Pomellato for Women’ın vakit içindeki gelişimini ve geçirdiği kıymetli kademeleri nasıl anlatırsınız?
Pomellato for Women’ın evrimi, toplumun bayan sıkıntılarına ait artan farkındalığını yansıtıyor. Bayanların güçlendirilmesine yönelik bir kutlama olarak başlayan aktiflik, global olarak bayanların karşılaştığı önemli zorlukların üstesinden gelme taahhüdüne dönüştü. Yıllar boyunca cam tavanları kırmaktan çeşitliliği kutlamaya kadar çeşitli değerli bahisleri ele aldık. Bugün, aile içi şiddetle direkt yüzleşerek ve somut hareket davetinde bulunarak daha da gözü pek bir duruş sergiliyoruz.
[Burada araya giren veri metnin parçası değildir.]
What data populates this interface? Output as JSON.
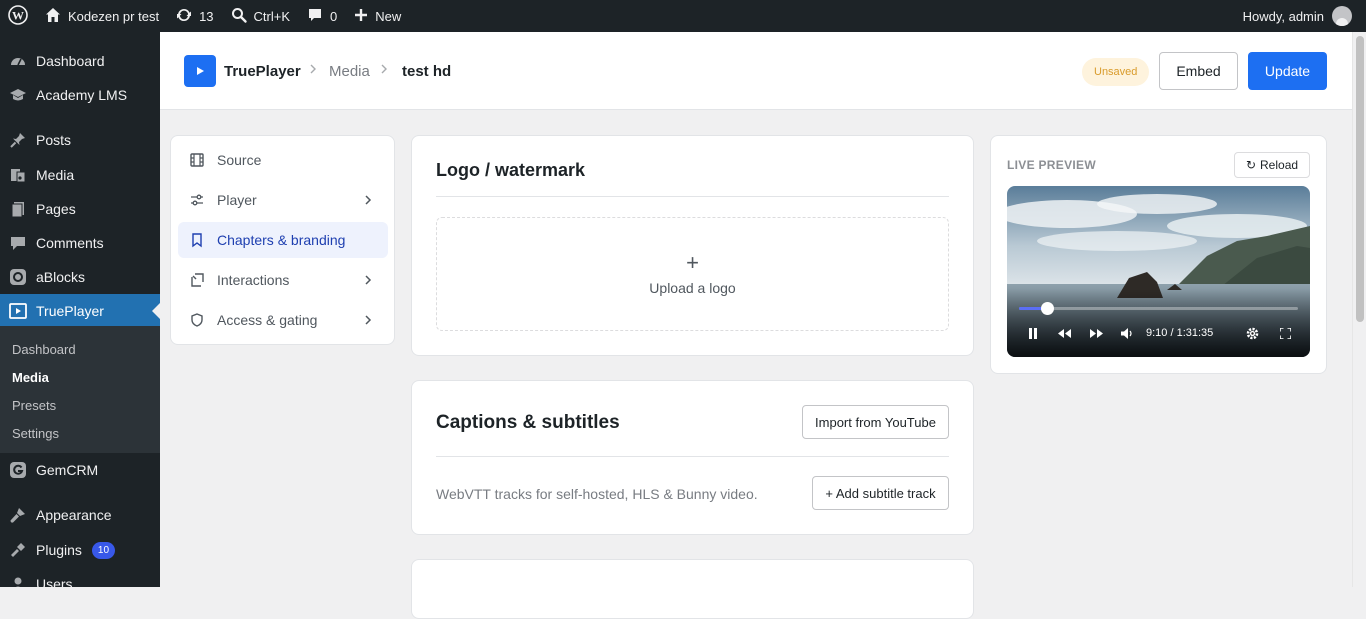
{
  "admin_bar": {
    "site_name": "Kodezen pr test",
    "updates_count": "13",
    "search_shortcut": "Ctrl+K",
    "comments_count": "0",
    "new_label": "New",
    "greeting": "Howdy, admin"
  },
  "sidebar": {
    "menu": [
      {
        "label": "Dashboard",
        "icon": "dashboard-icon"
      },
      {
        "label": "Academy LMS",
        "icon": "graduation-cap-icon"
      },
      {
        "label": "Posts",
        "icon": "pin-icon"
      },
      {
        "label": "Media",
        "icon": "media-icon"
      },
      {
        "label": "Pages",
        "icon": "pages-icon"
      },
      {
        "label": "Comments",
        "icon": "comments-icon"
      },
      {
        "label": "aBlocks",
        "icon": "ablocks-icon"
      },
      {
        "label": "TruePlayer",
        "icon": "trueplayer-icon"
      },
      {
        "label": "GemCRM",
        "icon": "gemcrm-icon"
      },
      {
        "label": "Appearance",
        "icon": "appearance-icon"
      },
      {
        "label": "Plugins",
        "icon": "plugins-icon",
        "badge": "10"
      },
      {
        "label": "Users",
        "icon": "users-icon"
      }
    ],
    "submenu": [
      "Dashboard",
      "Media",
      "Presets",
      "Settings"
    ],
    "active_menu": "TruePlayer",
    "active_submenu": "Media"
  },
  "header": {
    "brand": "TruePlayer",
    "breadcrumb": [
      "Media",
      "test hd"
    ],
    "status": "Unsaved",
    "embed_label": "Embed",
    "update_label": "Update"
  },
  "settings_nav": [
    {
      "label": "Source",
      "icon": "film-icon",
      "has_chevron": false
    },
    {
      "label": "Player",
      "icon": "sliders-icon",
      "has_chevron": true
    },
    {
      "label": "Chapters & branding",
      "icon": "bookmark-icon",
      "has_chevron": false,
      "active": true
    },
    {
      "label": "Interactions",
      "icon": "interactions-icon",
      "has_chevron": true
    },
    {
      "label": "Access & gating",
      "icon": "shield-icon",
      "has_chevron": true
    }
  ],
  "logo_section": {
    "title": "Logo / watermark",
    "upload_plus": "+",
    "upload_label": "Upload a logo"
  },
  "captions_section": {
    "title": "Captions & subtitles",
    "import_label": "Import from YouTube",
    "description": "WebVTT tracks for self-hosted, HLS & Bunny video.",
    "add_track_label": "+ Add subtitle track"
  },
  "live_preview": {
    "title": "LIVE PREVIEW",
    "reload_label": "Reload",
    "reload_icon": "↻",
    "time": "9:10 / 1:31:35",
    "progress_fraction": 0.1
  },
  "colors": {
    "accent": "#1d6ff2",
    "admin_bar": "#1d2327",
    "active_menu": "#2271b1",
    "unsaved_bg": "#fef3dd",
    "unsaved_text": "#d99b2b"
  }
}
Pomellato’nun 2025 Dünya Bayanlar Günü kampanyasının bu kadar güçlü olmasının arkasındaki motivasyon neydi?
İstatistikler çarpıcı. Her üç bayandan biri aile içi şiddete maruz kalıyor. Bu yalnızca bir sayı değil. Şiddet nedeniyle paramparça olmuş milyonlarca kıssayı, hayatı ve hayali temsil ediyor. Bu yılki kampanyayı bilhassa güçlü kılan şey, kolektif sorumluluk daveti. Artık yalnızca farkındalık yaratmakla kalmıyoruz, harekete geçilmesini talep ediyoruz. “Aile içi şiddet özel bir sorun değildir” derken, herkesi ‘toplumsal gözetmenler’ dediğimiz, faal olarak tetikte ve harekete geçecek kadar gözü pek olmaya davet ediyoruz.
Jane Fonda, Mariska Hargitay ve America Ferrera üzere kıymetli isimlerin kampanyanıza dayanak vermesi sizin için ne manaya geliyor?
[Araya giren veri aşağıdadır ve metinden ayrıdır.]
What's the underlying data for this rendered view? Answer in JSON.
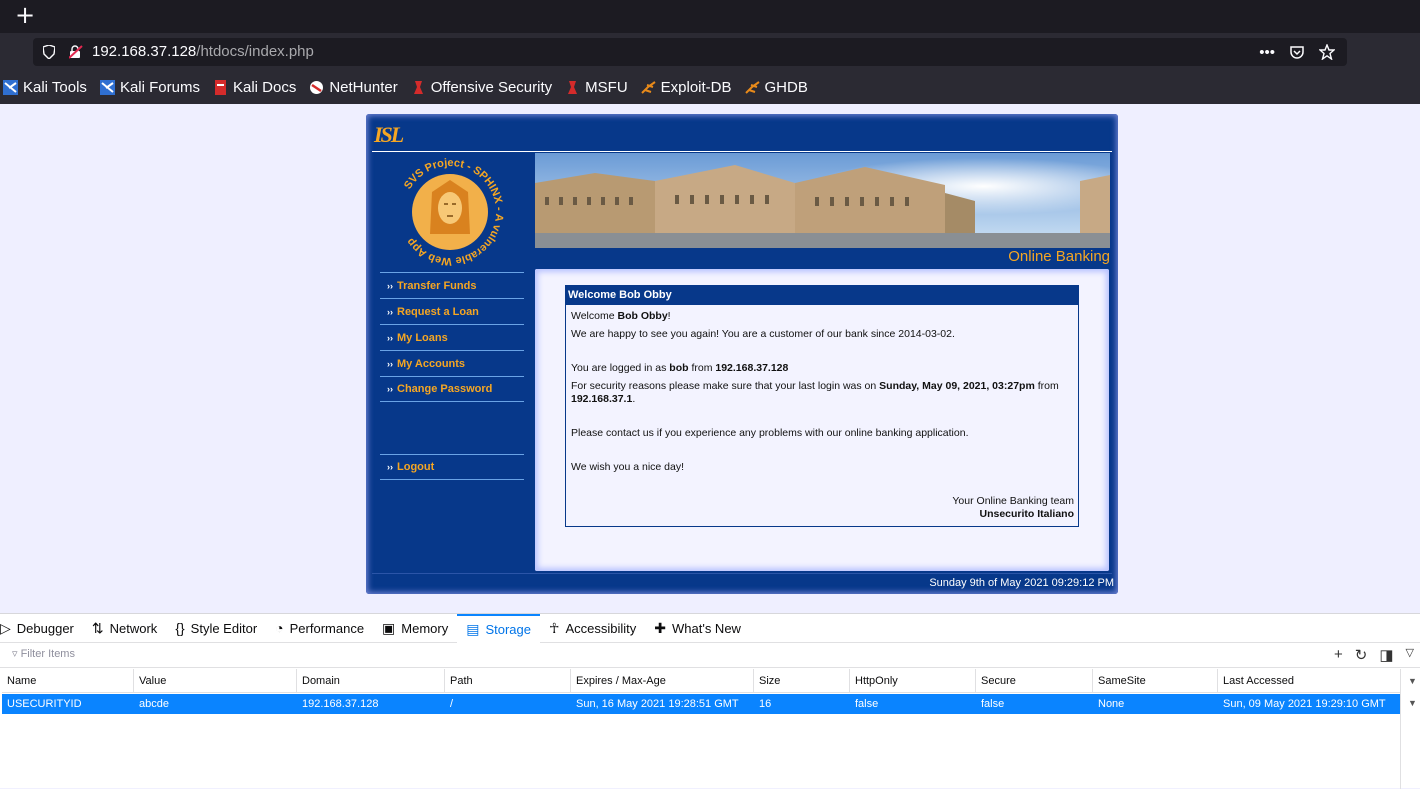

Projenin başından beri akıl hocamız olan Jane Fonda’nın yanı sıra Mariska Hargitay, America Ferrera ve öbür değerli isimlerin kampanyamıza takviye vermesi, mesajımıza güçlü bir deste ve erişim sağlıyor. Bu bayanlar yalnızca seslerini ödünç vermekle kalmıyor, kendilerini bu davaya derinden adamış durumdalar. Jane, mesleği boyunca bayan haklarının kararlı bir savunucusu. Mariska, Joyful Heart Vakfı aracılığıyla onlarca yıldır hayatta kalanları destekliyor. America, savunduğu her davaya güçlü bir özgünlük katıyor. Onların iştiraki bildirimizin bir harekete dönüşmesine yardımcı oluyor.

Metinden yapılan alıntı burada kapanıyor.